Gary Edward Barg
Founder and Editor-in-Chief, Today’s Caregiver Magazine
One of the most important decisions you may be asked to make as a family caregiver is to choose an appropriate long-term care facility for your loved one. With this decision, you are not only selecting a safe and comfortable place in which your loved one will live, but also a team of health care professionals who will become your partners in care.
A male caregiver at a recent Fearless Caregiver Conference, stood up to speak and immediately burst into tears. He had placed his wife in an assisted living facility the day before and although he believed it to be the correct decision, was upset that he would no longer be involved in her care. Before I could say a word, five other family caregivers rushed to embrace him saying that, in fact, nothing could be further from the truth. By selecting an appropriate facility, he had actually increased the capacity of her personal care team. He would now be able to focus on being her loving and dedicated spouse without the worry of keeping her safe from wandering or arguing about bathing, or even cajoling her to eat and take her medicines.

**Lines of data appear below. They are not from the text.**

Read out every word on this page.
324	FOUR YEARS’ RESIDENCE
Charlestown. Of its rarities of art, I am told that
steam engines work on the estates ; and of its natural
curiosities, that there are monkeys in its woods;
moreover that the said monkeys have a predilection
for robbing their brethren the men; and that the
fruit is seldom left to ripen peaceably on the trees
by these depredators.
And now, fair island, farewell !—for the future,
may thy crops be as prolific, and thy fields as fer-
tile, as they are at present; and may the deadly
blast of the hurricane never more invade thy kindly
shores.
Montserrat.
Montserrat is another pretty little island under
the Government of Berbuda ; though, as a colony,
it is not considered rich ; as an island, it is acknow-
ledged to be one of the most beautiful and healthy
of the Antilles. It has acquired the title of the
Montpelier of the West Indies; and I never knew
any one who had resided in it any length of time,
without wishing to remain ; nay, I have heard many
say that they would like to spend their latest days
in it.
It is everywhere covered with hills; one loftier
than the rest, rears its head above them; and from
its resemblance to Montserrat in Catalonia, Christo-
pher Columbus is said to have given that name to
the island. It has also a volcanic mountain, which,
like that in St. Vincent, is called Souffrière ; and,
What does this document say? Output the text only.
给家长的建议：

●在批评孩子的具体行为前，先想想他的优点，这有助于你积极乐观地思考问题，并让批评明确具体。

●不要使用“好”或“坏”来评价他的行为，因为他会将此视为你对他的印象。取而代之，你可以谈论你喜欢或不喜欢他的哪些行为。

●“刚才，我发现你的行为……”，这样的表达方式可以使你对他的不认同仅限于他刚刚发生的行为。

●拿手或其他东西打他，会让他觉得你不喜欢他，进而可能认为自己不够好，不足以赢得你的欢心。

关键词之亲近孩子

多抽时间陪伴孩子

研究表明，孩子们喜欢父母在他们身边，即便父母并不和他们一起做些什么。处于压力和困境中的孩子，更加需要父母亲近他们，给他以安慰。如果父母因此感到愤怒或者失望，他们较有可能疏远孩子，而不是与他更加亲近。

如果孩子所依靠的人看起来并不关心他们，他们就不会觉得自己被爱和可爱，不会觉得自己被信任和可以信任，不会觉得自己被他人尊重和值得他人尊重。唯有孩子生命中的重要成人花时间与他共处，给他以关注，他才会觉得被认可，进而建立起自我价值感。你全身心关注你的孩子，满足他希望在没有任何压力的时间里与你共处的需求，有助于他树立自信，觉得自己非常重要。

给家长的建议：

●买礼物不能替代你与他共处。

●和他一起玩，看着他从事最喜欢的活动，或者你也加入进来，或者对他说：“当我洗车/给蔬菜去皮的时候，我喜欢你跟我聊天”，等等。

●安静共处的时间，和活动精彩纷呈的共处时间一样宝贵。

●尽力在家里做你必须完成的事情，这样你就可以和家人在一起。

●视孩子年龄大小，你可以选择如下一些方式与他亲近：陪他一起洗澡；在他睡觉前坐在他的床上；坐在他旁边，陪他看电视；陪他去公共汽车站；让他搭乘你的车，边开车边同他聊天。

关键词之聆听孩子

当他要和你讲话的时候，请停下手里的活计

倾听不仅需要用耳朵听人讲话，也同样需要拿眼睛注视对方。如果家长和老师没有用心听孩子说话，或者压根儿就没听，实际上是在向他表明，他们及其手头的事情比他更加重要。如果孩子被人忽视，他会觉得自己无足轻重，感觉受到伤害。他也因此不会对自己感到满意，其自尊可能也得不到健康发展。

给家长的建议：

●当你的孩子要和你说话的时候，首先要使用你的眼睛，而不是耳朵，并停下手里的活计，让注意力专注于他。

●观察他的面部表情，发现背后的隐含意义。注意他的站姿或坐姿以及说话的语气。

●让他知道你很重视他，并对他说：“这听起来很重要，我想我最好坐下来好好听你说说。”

Before you choose a facility, it is important to consider some important points. The first thing to remember when evaluating any facility is to trust your own senses. Make certain you are comfortable that the facility’s residents are content and well cared for in clean and comfortable surroundings.
1. Conduct a “smell test”
Be concerned if the facility has a strong scent of urine or an overpowering disinfectant odor.
2. Ask questions
Speak to as many of the staff members and residents as possible. Get a sense of how the residents and workers feel about the facility. Do they enjoy living or working there?
3. Get candid answers
Discuss the facility with family members of current residents.
4. Pay attention
Look at how the staff treats the other residents. Your loved one will receive that same level of care.
5. Get the full picture
Visit at different times of day and evening to see what the facility is like at various hours.
6. Do the math
Ask about the ratio of staff-to-resident during the day, overnight and weekend time periods.
7. Learn the policies
Ask about the facility’s policy for holding a bed if your loved one must be hospitalized or temporarily go into a rehabilitation facility.
8. Read the contract
Ask to see a copy of the facility’s contract and read it carefully. You may want to consult with an attorney before signing a contract.
9. Check emergency preparedness
Ask to review the facility’s disaster and emergency plan, and find out how often is it updated. Does it include evacuation procedures?
Visit a few area facilities before making a choice. You are in charge of this important decision and should never feel pressured to choose any particular facility. You need to research, ask plenty of questions and, above all, trust your instincts.